I know sorry won't settle things. It won't make you any better but I don't know what else to start with.
I'm sorry for a set of things that you had to undergo; for the sleepless nights you spent pacing up and down in the room, anxiety soaring high with the smoke curling up in the air.
I'm sorry for poisoning your mind with the unnumbered lies, lies that nearly shattered your soul to pieces. You nearly gave up on yourself and I stood as a mute spectator, witnessing your wreckage with helpless eyes.
I know you didn't deserve this. You didn't deserve any of the clawmarks directly aimed at your annihilation. I'm sorry you had to deal with this world, a world that has forgotten to love.

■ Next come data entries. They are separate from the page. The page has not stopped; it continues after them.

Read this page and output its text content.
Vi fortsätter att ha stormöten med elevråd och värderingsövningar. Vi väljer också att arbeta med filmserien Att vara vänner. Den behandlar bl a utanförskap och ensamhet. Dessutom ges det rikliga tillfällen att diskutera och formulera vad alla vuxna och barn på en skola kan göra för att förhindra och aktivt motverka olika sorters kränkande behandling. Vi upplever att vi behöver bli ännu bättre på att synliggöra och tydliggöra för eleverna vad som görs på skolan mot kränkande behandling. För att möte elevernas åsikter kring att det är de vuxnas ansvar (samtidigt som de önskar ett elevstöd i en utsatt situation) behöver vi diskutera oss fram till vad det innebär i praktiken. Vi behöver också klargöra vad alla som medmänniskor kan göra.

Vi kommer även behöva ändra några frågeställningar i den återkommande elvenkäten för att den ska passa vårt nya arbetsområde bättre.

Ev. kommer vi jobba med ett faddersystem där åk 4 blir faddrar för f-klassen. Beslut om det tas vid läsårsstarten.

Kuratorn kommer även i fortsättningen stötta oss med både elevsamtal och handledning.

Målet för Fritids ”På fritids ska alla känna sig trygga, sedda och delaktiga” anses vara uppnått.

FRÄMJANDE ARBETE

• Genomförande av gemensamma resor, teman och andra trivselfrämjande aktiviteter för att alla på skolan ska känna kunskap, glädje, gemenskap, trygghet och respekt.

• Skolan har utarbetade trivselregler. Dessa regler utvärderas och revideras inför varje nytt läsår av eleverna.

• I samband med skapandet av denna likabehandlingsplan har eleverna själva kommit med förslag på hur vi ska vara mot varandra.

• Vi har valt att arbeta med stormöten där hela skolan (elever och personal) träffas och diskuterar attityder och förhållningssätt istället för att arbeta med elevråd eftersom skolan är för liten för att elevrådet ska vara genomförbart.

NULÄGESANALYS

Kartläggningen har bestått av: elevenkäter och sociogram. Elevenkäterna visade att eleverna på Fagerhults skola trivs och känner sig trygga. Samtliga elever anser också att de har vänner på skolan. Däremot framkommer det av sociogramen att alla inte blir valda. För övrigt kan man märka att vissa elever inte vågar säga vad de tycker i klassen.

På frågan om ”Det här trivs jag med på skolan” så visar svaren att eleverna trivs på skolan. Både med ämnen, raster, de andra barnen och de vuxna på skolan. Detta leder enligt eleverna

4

When the muddled thoughts were sidewinding inside your body, questioning your own sanity, you turned frozen, beholding yourself in the looking-glass kept in the parlour. And I kept observing you slowly crawling into the unknown, from where one can never return.
Last time you wore him with softness in your heart,
you mistook him to be a permanent skin. You were wrong. He went away, shedding you in the drab desert. You were left behind as a broken canvas, with a painting that had already lost its beauty.
If there's one thing I'm not apologetic about, it's that you are still standing despite the bruises, the wounds that had dared to tear you apart. You swam across; rummaged out of the garbage. You did it somehow.
You might toss and turn with no comfort around but then,
you remember how you made it here. I'm no more apologetic here.
The broken painting knows how to display its beauty to the world; how to celebrate the new day; how to not break and shatter; how to not give more importance to the undeserving. -from me, your inevitable.